The two organizations jointly released a report last week entitled ‘The Hospital Crisis: No Capacity, No Plan, No End’ detailing calculations about the number of health care beds and staff that will be needed compared to how many the province has announced for the near future.
“The government has planned 3,000 beds for the whole province in the next 10 years which equates to an annual growth of 0.79 per cent,” said Zaid Noorsumar, a spokesperson for CUPE, in an email. “However, that is woefully insufficient. Based on population growth and aging data, we believe Ontario needs 8,000 beds within the next four years (5.2 per cent increase versus 0.79 per cent).”
The report said that this increase of 3,000 hospital beds over the next ten years will not come close to, “covering off increasing demand for services due to population growth, which according to provincial government projections, will be about 15 per cent. The demands on health care will be much more than this, however, due to a rapidly aging population.”
Zair addressed what this means for Waterloo Region specifically. “Citing the latest available data, we estimate that the province must improve staffing levels and bed capacity by 22 per cent [in each region] to meaningfully address patient needs over the next four years. In the Region of Waterloo, that equates to 1,030 additional staff and 167 more beds.”
The report said that people aged 65 and older used 59.5 per cent of the hospital bed days available in the province in 2021 and 2022, citing data from the Financial Accountability Office of Ontario.
That means that of the 36,500 existing hospital beds available, 21,535 beds are needed for the elderly population alone, which will continue to grow by three per cent each year, twice the rate of the overall population. The populations over 75 and over 90 are expected to grow the fastest. For example, the 90-plus population will grow from 137,000 in 2021 to 430,000 in 2046.
When asked to respond to accusations that the province’s plans are inadequate for the forthcoming need, Mike Harris, MPP for Kitchener-Conestoga replied, “Since 2018 our government has increased the health care budget by over $16 billion, grown our health care workforce by over 63,000 nurses and 8,000 new physicians and built 3,500 hospital beds across the province. But we know more needs to be done.”
Other efforts, he said, include approving 50 hospital developments over the next ten years to add those 3,000 beds, launching a medical school expansion at McMaster University, allowing health care workers registered in other provinces and territories to immediately start working in Ontario, removing barriers to internationally trained health care workers and expand the Learn and Stay grant for nursing, paramedic, medical laboratory technologist students. He also mentioned the new hospital planned for Waterloo Region.
A grant to begin planning the new hospital was given to Grand River Hospital and St. Mary’s General Hospital staff last spring. This new hospital is proposed to have about 1,200 beds, while Grand River Hospital will become an urgent care centre and the Freeport Campus would be expanded for rehabilitation services. What will happen with St.
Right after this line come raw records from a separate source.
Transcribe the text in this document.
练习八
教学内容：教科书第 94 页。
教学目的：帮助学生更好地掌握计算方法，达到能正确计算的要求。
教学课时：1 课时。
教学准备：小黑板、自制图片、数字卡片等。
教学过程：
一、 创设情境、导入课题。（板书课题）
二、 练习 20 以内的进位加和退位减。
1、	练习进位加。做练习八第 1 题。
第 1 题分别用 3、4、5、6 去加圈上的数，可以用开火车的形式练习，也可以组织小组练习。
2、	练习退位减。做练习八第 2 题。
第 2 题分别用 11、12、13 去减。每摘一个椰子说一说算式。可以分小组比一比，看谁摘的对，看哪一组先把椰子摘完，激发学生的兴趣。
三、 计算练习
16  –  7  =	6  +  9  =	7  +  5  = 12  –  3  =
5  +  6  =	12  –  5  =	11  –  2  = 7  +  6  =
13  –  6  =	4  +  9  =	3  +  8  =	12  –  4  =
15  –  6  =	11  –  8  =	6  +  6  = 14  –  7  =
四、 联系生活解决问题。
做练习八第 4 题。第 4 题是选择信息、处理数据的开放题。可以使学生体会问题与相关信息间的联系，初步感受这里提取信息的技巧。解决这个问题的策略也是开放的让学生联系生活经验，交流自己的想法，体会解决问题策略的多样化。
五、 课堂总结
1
Mary’s General Hospital is still under consideration.
Zaid says the new hospital won’t be built in time to address the needs projected for the shorter term.
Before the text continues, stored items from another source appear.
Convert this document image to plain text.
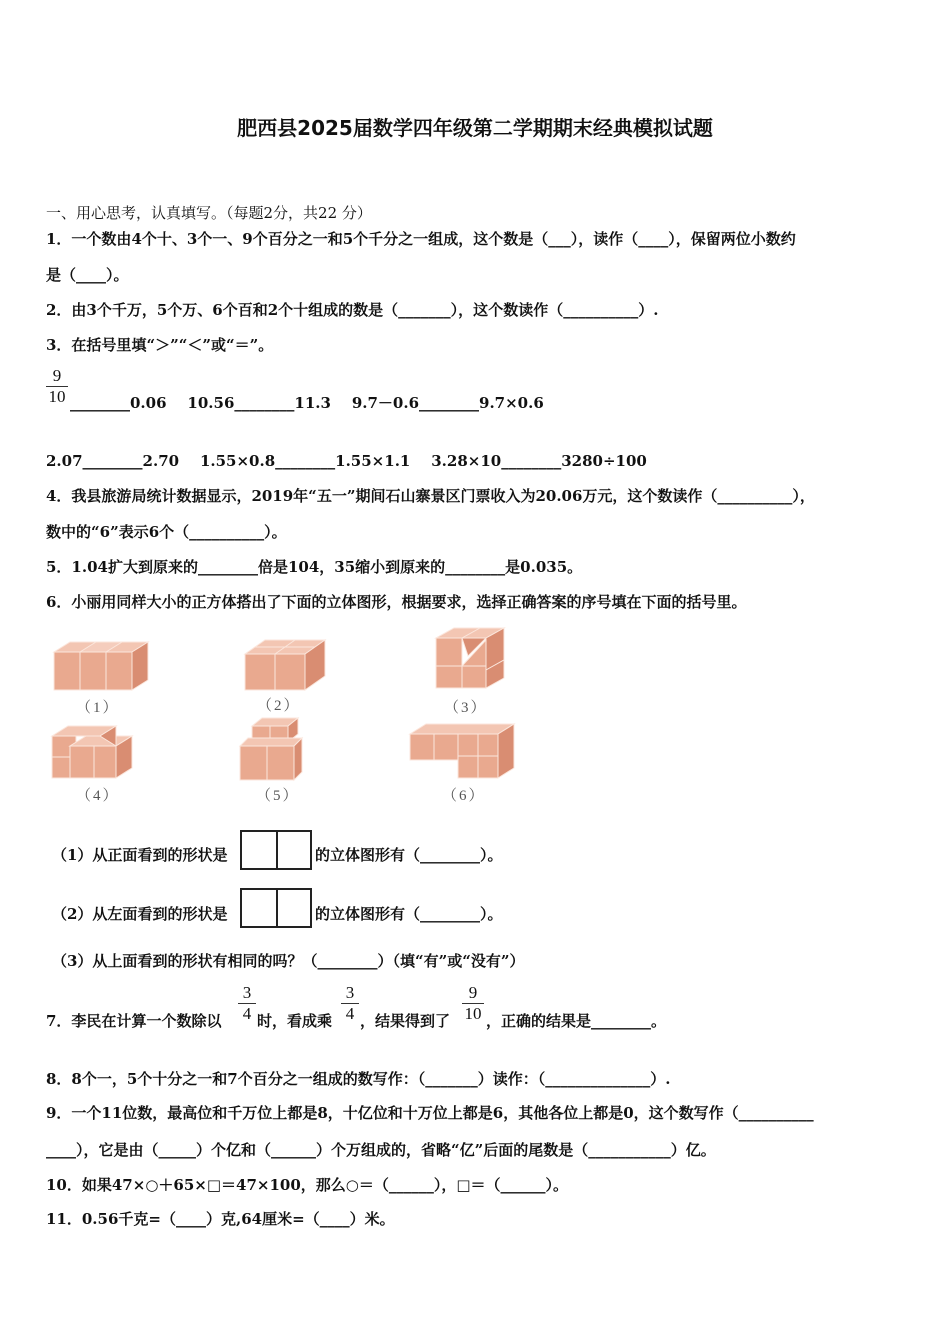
肥西县2025届数学四年级第二学期期末经典模拟试题
一、用心思考，认真填写。（每题2分，共22 分）
1．一个数由4个十、3个一、9个百分之一和5个千分之一组成，这个数是（___），读作（____），保留两位小数约
是（____）。
2．由3个千万，5个万、6个百和2个十组成的数是（_______），这个数读作（__________）.
3．在括号里填“＞”“＜”或“＝”。
$\frac{9}{10}$ ________0.06    10.56________11.3    9.7－0.6________9.7×0.6
2.07________2.70    1.55×0.8________1.55×1.1    3.28×10________3280÷100
4．我县旅游局统计数据显示，2019年“五一”期间石山寨景区门票收入为20.06万元，这个数读作（__________），
数中的“6”表示6个（__________）。
5．1.04扩大到原来的________倍是104，35缩小到原来的________是0.035。
6．小丽用同样大小的正方体搭出了下面的立体图形，根据要求，选择正确答案的序号填在下面的括号里。
（1）	（2）	（3）
（4）	（5）	（6）
（1）从正面看到的形状是	的立体图形有（________）。
（2）从左面看到的形状是	的立体图形有（________）。
（3）从上面看到的形状有相同的吗？（________）（填“有”或“没有”）
7．李民在计算一个数除以 $\frac{3}{4}$ 时，看成乘 $\frac{3}{4}$ ，结果得到了 $\frac{9}{10}$ ，正确的结果是________。
8．8个一，5个十分之一和7个百分之一组成的数写作：（_______）读作：（______________）.
9．一个11位数，最高位和千万位上都是8，十亿位和十万位上都是6，其他各位上都是0，这个数写作（__________
____），它是由（_____）个亿和（______）个万组成的，省略“亿”后面的尾数是（___________）亿。
10．如果47×○＋65×□＝47×100，那么○＝（______），□＝（______）。
11．0.56千克=（____）克,64厘米=（____）米。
“It appears that the new hospital won’t be built until 2034,” she said. “So it doesn’t help address the need for 165-170 additional beds needed by 2027, it means that the deficit in capacity will only worsen over the next 10-11 years.”
The organizations are calling for the government to aggressively recruit hospital staff who are no longer working, back into the workforce. The report says there are 15,000 licensed nurses who are not practicing. Other recommendations include banning the use of nursing agency staff, increasing wages, dropping the appeal of Bill 124, putting meaningful hiring incentives in place to boost short-term hiring effort, increasing the amount of full time work and reducing workplace violence in health care.